Water company wants IPU ban
ONE OF the UK‘s biggest water suppliers is calling for a ban on a widely used cereal herbicide.
Thames Water Utilities‘ Dinah Hillier confirmed at the BCPC seminar in Glasgow that the firm is to ask the Pesticides Safety Directorate to outlaw isoproturon.
Diffuse IPU pollution from fields costs far too much to clean up, explained Dr Hillier.
“We have to face the fact that the scale of the problem is too large and, like atrazine, bite the bullet and ban it.”
Bayer CropScience‘s product stewardship manager Steve Higginbotham countered that the call for a ban was “premature and risks undermining the Voluntary Initiative”.
“IPU is still a very valuable herbicide and there is no reason to ban it.
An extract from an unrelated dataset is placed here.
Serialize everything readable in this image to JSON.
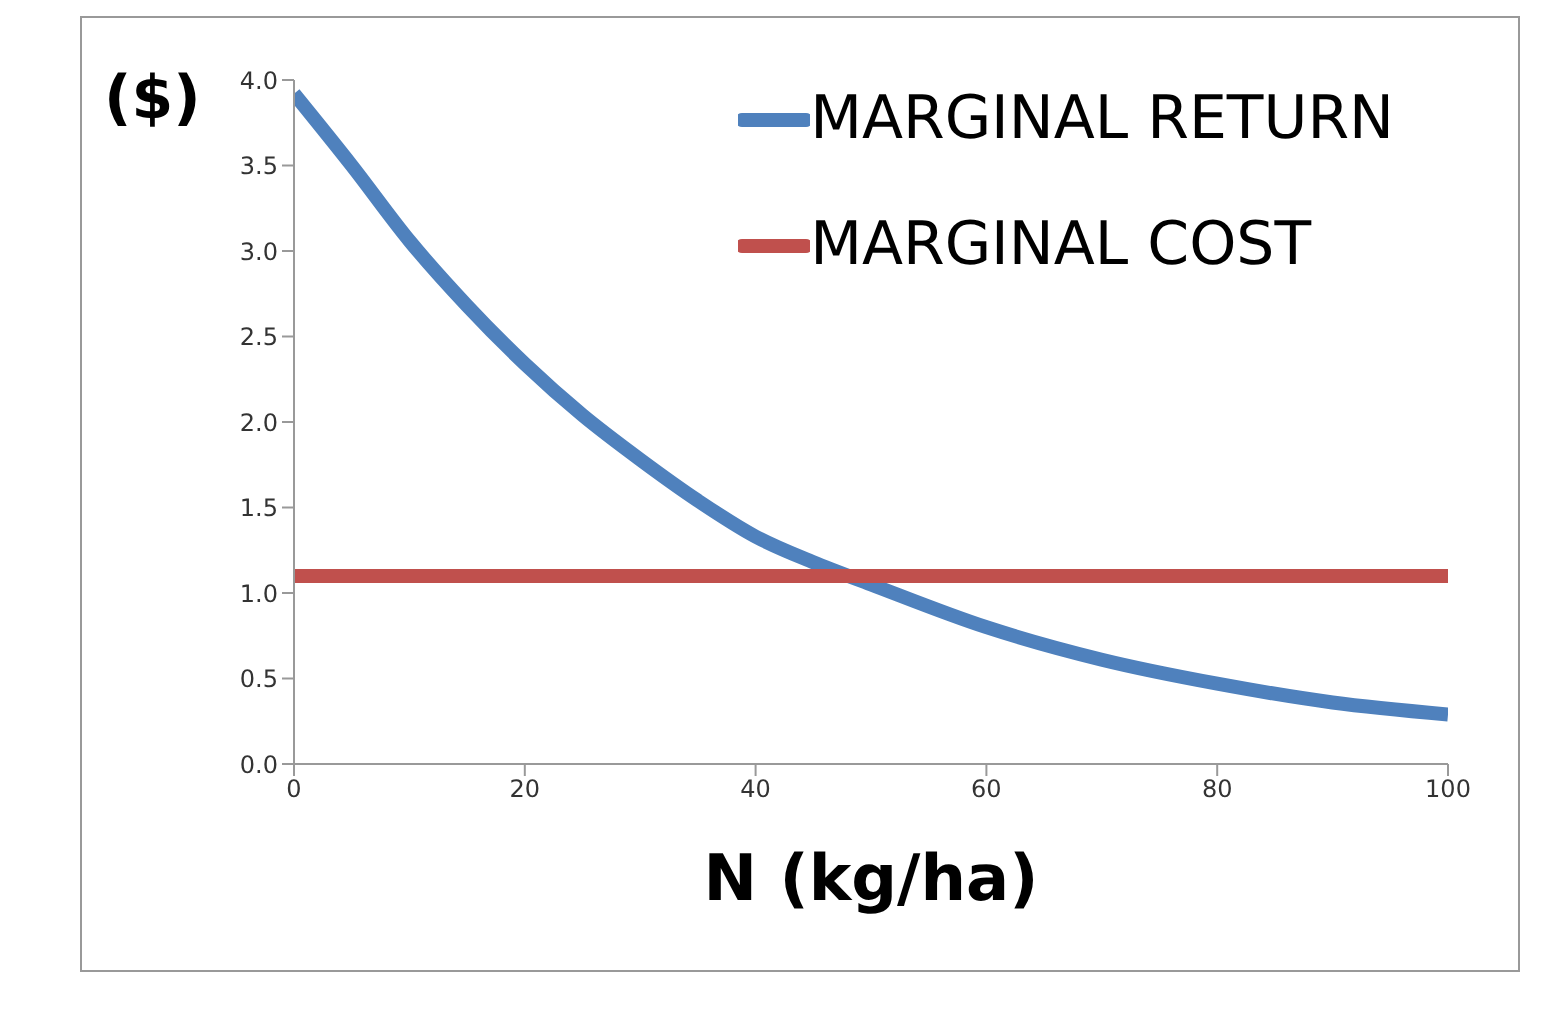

It satisfies the requirements of Annex I listing which demonstrates no environmental impact through correct use.”
Losing IPU, a valuable component in blackgrass control programmes, would be an agronomic blow, added ProCam’s David Ellerton.
“If we had a ban it would have big resistance implications.”
TWU‘s move comes despite VI efforts to cut the amount getting into the rivers TWU uses to produce most of its drinking water.
Dr Hillier acknowledged that good progress had apparently been made in lowering IPU levels in the Cherwell river in Oxon, the site of a VI exercise to monitor farm practices‘ impact on water contamination.
Indeed, last season saw a dramatic fall in the amount reaching the river, nearly achieving the VI‘s target of a 50% reduction.
“It sounds good news, but I have a word of caution. The river flow in 2003/04 was the lowest in seven years.”
Rainfall largely determines how much of the herbicide reaches the river, and diffuse, not point source, pollution is the main culprit, she pointed out.
She took issue with the VI view that 40% comes from farmyards during sprayer filling and cleaning.
“Our data suggest that in bad [wet] seasons 90% comes from fields. Tinkering around with activities in the farmyard will not help with IPU. It may do with other chemicals, but not IPU.”